Must Know Before Reporting Credit Discrimination

Must Know Before Reporting Credit Discrimination

Although federal and state consumer protection laws prohibit lenders from discriminating against applicants for any reason, prejudice continues to exist throughout the country. Consumer protection laws do not stop some creditors from refusing to extend an applicant credit based on his/her race, sex, age, religion, or marital status. This behavior is unacceptable, and if an individual is the victim of credit discrimination, he/she should report it to the appropriate authorities.
Attempting to report a creditor that violates consumer protection laws may be intimidating. Often, a victim is unsure of who to contact. As a matter of fact, no national hotlines have been established in order to offer assistance and advice to victims of credit discrimination. However, there are some organizations, such as the National Consumer Law Center, that work with consumers in order to ensure that their rights are protected.
The Federal Trade Commission (FTC) dedicates a great deal of resources to enhancing consumer protection. An individual who has experienced unlawful discrimination should report the offending company to the Federal Trade Commission.
This organization utilizes consumer complaints in order to compose an electronic database of company misconduct, which will be available for thousands of criminal investigators around the world to access. Though the FTC is not responsible for addressing individual cases, the complaints that are filed will assist in identifying companies that exhibit patterns of unlawful behavior and discriminatory lending practices.
If an applicant believes that a lender or a company has disregarded federal or state consumer protection laws, the victim should also report the offense to the agency that monitors that creditor. Each state has an agency specifically designated to address consumer protection.
For example, in New Jersey, the Division of Consumer Affairs is responsible for presiding over issues of identity theft, financial fraud, and economic discrimination. If the misconduct occurred during a real estate transaction, the victim should make a complaint to the Department of Housing and Urban Development (HUD). HUD allows an individual to file a complaint online, over the phone, or by mail. If an individual believes that his/her rights have been encroached upon, than he/she may choose to speak with an attorney.

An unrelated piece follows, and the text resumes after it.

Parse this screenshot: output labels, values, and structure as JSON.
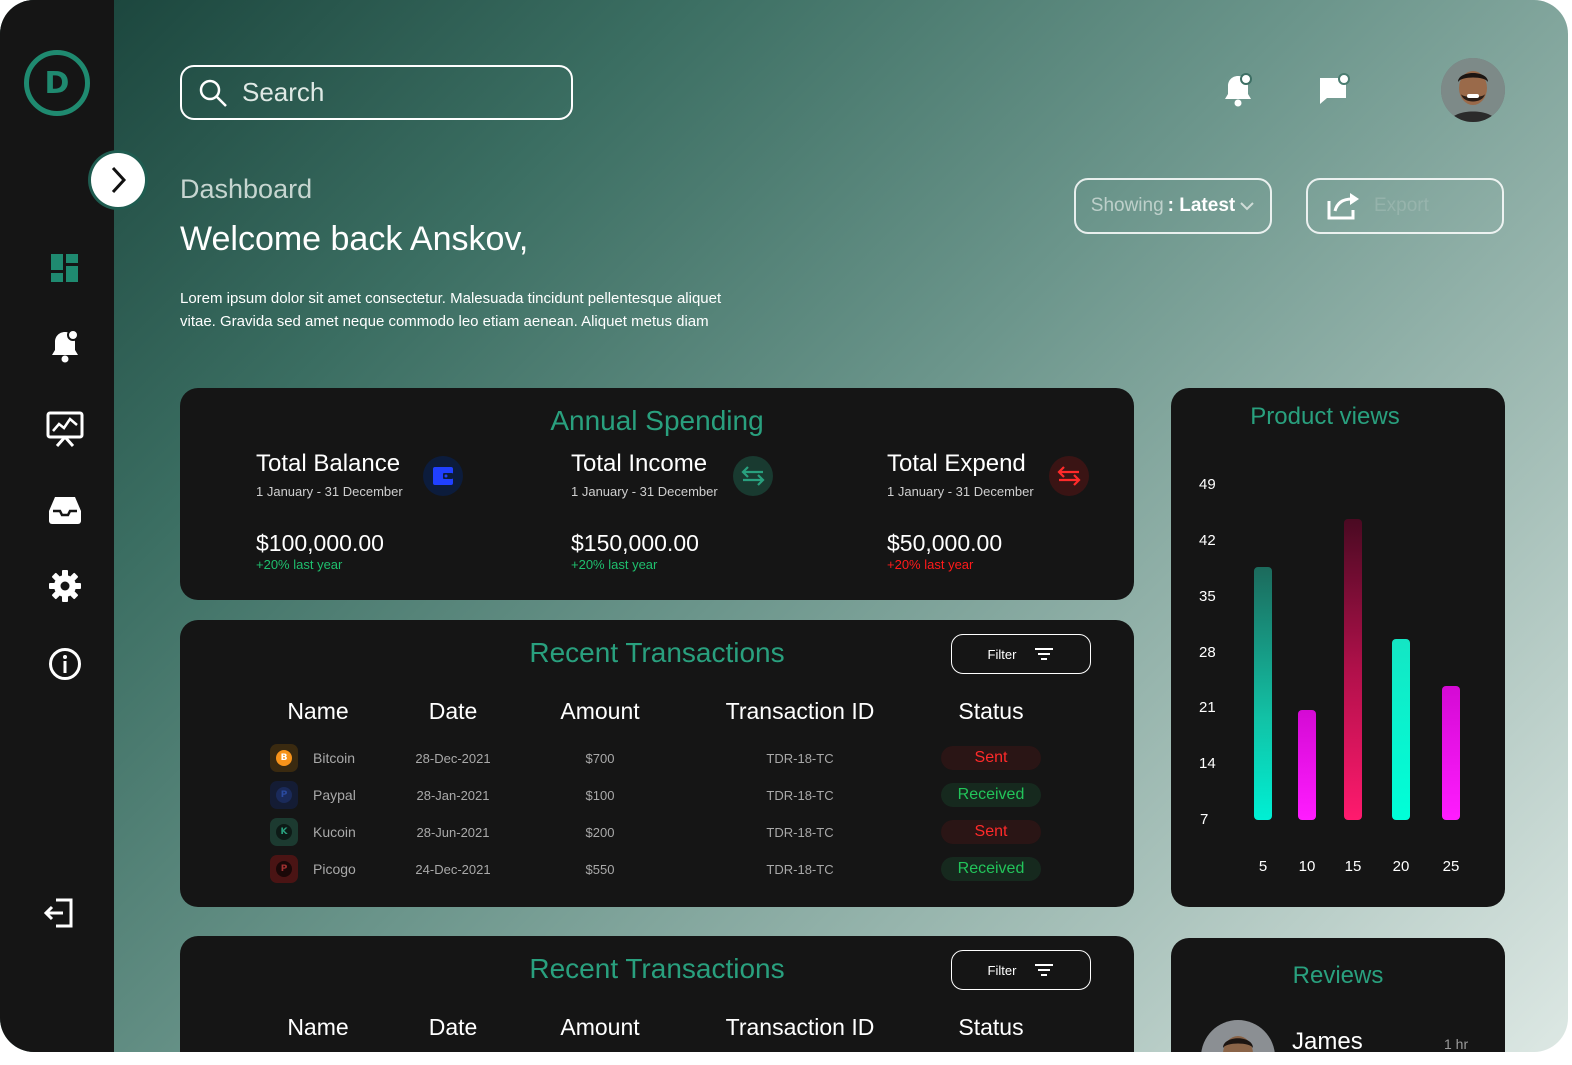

Violating consumer protection laws is a very serious offense. If an applicant has been subjected to credit discrimination or housing discrimination, the National Consumer Law Center can provide him/her with essential advice and information. This organization is devoted to enhancing consumer protection throughout the country. The National Consumer Law Center is the expert on consumer problems, especially issues related to low-income individuals.
Because of their extensive research and knowledge, many policymakers rely on the information provided by this organization for the development of legislation. The National Consumer Law Center provides new and experienced attorneys with consultation services, so that these lawyers may better understand the issues that are faced by low-income consumers.
The organization has compiled numerous volumes of information regarding consumer protection laws, credit discrimination, and consumer analysis. The National Consumer Law Center has also undertaken various initiatives in order to address the challenges faced by low-income consumers, as well as credit discrimination.
They address the issues faced by the elderly, immigrants, and victims of domestic violence, as well as many other underprivileged individuals. The work of the National Consumer Law Center and other Federal consumer protection organizations have made a great deal of progress in limiting the occurrence of credit discrimination.